Although joint replacement is not an option, there is still another surgical choice. Dr. Clymer uses surgery to move the bulging herniated disc, or whatever is irritating the nerve, away from the nerve root. For most patients, this greatly improves the occurrence of pain. Surgery isn’t something that he pushes on his patients unless absolutely necessary; so if the pain is affecting your mobility to the point where you can no longer get around, surgery may truly be your best option. Along with the more conservative measures, surgery can help you manage your sciatica without it affecting day-to-day life.

How do I know which sciatica treatment is right for me?

At APEX Orthopedics, we believe in always putting the needs of our patients first. For that reason, Dr. Clymer has a detailed conversation with each patient about their pain and condition before creating a treatment plan. Even patients with the same severity of back pain could each benefit from different treatments.

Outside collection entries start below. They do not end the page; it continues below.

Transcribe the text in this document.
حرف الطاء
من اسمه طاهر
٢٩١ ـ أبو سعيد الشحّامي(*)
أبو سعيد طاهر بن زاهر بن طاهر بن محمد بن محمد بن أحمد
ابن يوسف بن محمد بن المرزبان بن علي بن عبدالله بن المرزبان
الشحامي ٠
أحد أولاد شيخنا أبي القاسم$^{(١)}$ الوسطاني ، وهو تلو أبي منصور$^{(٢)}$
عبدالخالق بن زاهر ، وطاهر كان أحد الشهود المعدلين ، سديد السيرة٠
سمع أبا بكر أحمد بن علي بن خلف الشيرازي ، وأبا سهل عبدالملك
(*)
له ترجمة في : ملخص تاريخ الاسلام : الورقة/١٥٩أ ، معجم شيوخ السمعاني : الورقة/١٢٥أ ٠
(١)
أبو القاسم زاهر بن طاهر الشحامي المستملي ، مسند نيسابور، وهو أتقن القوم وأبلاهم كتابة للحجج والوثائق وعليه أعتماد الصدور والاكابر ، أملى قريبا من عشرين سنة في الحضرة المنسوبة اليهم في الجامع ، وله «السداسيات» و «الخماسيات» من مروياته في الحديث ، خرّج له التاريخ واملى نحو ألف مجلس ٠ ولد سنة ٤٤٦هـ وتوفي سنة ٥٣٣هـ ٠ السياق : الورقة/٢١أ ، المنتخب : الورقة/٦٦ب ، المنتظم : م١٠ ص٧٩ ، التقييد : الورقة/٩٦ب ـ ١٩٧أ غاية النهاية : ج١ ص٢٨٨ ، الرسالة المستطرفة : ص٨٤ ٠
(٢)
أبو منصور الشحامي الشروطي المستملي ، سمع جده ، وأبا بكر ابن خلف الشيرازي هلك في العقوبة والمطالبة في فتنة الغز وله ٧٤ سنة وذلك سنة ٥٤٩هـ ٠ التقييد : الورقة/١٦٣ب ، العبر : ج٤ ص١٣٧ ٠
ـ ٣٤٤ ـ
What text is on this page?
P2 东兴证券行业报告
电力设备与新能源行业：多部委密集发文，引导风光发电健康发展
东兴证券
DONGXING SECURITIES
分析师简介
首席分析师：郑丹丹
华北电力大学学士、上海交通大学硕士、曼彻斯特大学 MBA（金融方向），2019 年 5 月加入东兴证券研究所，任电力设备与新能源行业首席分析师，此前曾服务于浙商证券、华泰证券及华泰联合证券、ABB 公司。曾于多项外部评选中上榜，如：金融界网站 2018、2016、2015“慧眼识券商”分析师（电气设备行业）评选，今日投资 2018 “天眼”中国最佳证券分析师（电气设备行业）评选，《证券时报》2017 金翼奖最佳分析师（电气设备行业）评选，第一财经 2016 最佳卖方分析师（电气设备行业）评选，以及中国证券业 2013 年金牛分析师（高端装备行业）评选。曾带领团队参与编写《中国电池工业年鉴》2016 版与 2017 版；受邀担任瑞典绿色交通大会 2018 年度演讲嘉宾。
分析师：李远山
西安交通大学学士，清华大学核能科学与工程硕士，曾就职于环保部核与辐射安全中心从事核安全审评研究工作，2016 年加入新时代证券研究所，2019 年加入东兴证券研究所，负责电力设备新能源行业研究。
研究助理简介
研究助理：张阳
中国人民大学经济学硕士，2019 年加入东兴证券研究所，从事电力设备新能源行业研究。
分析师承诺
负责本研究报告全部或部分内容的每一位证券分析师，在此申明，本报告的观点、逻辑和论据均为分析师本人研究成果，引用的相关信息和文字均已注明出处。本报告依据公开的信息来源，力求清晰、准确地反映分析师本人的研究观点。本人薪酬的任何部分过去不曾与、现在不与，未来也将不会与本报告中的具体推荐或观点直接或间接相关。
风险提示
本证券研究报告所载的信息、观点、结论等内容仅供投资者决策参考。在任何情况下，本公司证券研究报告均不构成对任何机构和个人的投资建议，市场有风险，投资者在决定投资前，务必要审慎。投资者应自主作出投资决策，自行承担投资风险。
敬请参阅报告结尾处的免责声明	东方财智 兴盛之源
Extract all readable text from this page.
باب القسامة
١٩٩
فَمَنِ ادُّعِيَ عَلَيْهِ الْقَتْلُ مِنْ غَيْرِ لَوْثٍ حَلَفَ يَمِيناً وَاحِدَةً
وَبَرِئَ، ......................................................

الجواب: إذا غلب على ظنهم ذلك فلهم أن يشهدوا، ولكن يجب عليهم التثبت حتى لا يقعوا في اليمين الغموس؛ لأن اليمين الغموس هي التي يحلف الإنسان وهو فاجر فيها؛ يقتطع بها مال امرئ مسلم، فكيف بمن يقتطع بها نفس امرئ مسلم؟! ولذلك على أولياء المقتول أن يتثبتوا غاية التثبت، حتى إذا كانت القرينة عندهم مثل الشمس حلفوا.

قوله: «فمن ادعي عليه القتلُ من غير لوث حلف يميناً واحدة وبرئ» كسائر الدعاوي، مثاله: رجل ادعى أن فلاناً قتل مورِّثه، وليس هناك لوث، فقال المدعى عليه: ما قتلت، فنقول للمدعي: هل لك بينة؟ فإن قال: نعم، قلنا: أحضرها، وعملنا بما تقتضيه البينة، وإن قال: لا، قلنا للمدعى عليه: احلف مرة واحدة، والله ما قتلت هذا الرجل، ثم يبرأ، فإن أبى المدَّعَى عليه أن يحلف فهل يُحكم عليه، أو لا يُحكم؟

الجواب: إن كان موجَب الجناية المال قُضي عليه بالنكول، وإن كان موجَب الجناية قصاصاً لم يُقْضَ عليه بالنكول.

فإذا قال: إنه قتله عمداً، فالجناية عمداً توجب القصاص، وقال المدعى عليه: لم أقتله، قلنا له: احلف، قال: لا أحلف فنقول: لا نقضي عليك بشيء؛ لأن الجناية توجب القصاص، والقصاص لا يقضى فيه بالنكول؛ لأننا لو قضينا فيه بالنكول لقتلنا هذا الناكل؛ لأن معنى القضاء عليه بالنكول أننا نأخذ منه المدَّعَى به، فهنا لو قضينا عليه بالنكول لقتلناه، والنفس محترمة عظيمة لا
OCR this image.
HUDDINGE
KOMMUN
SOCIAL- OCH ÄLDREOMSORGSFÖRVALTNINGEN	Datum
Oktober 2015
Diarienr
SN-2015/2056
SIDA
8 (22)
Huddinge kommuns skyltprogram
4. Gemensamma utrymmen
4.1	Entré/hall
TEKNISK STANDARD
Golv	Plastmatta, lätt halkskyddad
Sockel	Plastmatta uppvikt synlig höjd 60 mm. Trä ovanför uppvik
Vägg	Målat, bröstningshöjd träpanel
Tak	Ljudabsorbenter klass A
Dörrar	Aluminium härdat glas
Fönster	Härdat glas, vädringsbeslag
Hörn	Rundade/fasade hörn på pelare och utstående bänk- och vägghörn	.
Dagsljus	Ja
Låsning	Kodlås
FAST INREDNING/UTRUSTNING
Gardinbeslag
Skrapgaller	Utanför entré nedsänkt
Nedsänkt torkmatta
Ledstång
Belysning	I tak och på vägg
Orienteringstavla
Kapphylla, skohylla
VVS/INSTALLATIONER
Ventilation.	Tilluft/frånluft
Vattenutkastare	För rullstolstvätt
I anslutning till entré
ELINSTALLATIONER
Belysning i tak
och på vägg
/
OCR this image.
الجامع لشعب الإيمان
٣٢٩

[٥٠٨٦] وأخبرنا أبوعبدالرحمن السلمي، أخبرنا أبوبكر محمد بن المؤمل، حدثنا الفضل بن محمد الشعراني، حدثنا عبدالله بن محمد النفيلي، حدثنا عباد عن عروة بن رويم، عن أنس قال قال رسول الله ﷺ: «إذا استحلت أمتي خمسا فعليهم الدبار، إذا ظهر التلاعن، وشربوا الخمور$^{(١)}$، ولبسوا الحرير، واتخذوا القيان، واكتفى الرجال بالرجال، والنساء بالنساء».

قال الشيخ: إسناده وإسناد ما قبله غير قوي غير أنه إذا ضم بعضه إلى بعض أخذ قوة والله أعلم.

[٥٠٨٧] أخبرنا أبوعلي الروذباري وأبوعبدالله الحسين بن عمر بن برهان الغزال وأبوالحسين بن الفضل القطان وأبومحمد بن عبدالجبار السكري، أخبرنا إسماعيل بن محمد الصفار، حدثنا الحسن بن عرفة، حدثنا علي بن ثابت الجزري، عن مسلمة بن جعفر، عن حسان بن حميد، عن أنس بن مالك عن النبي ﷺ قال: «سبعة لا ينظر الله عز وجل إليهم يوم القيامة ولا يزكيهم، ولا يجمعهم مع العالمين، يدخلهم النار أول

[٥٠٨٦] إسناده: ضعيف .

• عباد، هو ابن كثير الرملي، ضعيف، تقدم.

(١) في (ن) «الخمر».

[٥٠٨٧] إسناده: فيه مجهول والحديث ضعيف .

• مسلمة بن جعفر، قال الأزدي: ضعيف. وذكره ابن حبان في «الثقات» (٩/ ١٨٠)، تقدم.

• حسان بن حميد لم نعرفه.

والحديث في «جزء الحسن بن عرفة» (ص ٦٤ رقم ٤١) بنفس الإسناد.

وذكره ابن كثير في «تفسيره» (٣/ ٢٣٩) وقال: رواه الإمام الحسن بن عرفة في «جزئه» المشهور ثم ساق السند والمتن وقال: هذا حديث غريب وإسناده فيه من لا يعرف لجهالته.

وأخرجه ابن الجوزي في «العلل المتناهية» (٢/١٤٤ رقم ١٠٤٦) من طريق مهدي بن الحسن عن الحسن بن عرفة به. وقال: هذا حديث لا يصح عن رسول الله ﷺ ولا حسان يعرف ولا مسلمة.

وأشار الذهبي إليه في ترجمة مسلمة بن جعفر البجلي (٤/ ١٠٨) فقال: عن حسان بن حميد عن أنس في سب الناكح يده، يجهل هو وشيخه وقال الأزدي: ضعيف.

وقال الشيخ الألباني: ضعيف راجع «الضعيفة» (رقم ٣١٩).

During your initial appointment, Dr. Clymer will talk about your pain, your goals, and your lifestyle. More active people may require more intensive treatments to stay active, while someone who doesn’t need as much mobility may be fine with medication only. However, there are some treatments Dr. Clymer will not perform. If you insist on a spinal fusion, Dr. Clymer can refer you to another physician.

If you ever have any questions about a sciatica treatment, you can always contact our office for more information. Our team is always happy to inform our patients so they can be aware of what is available.

Get to know Dr. Clymer and APEX Orthopedics

Dr. Clymer specializes in upper and lower extremity general orthopedics along with total joint arthroscopy, lumbar spine treatments, and sports medicine. For decades he has successfully provided lumbar radiculopathy treatments for a variety of patients to help them move and feel better.

With the help of the APEX’s private practice model, Dr. Clymer ensures each patient receives the most value that doesn’t involve hidden fees or outlandish pricing.

The core of his success lies in proper diagnosis. An appointment with Dr. Clymer includes the highest quality technology to pinpoint a patient’s underlying musculoskeletal conditions. He will also ensure you understand what lumbar radiculopathy is and how it is different from general back pain. From there, he can better understand which sciatica treatment will work best for you.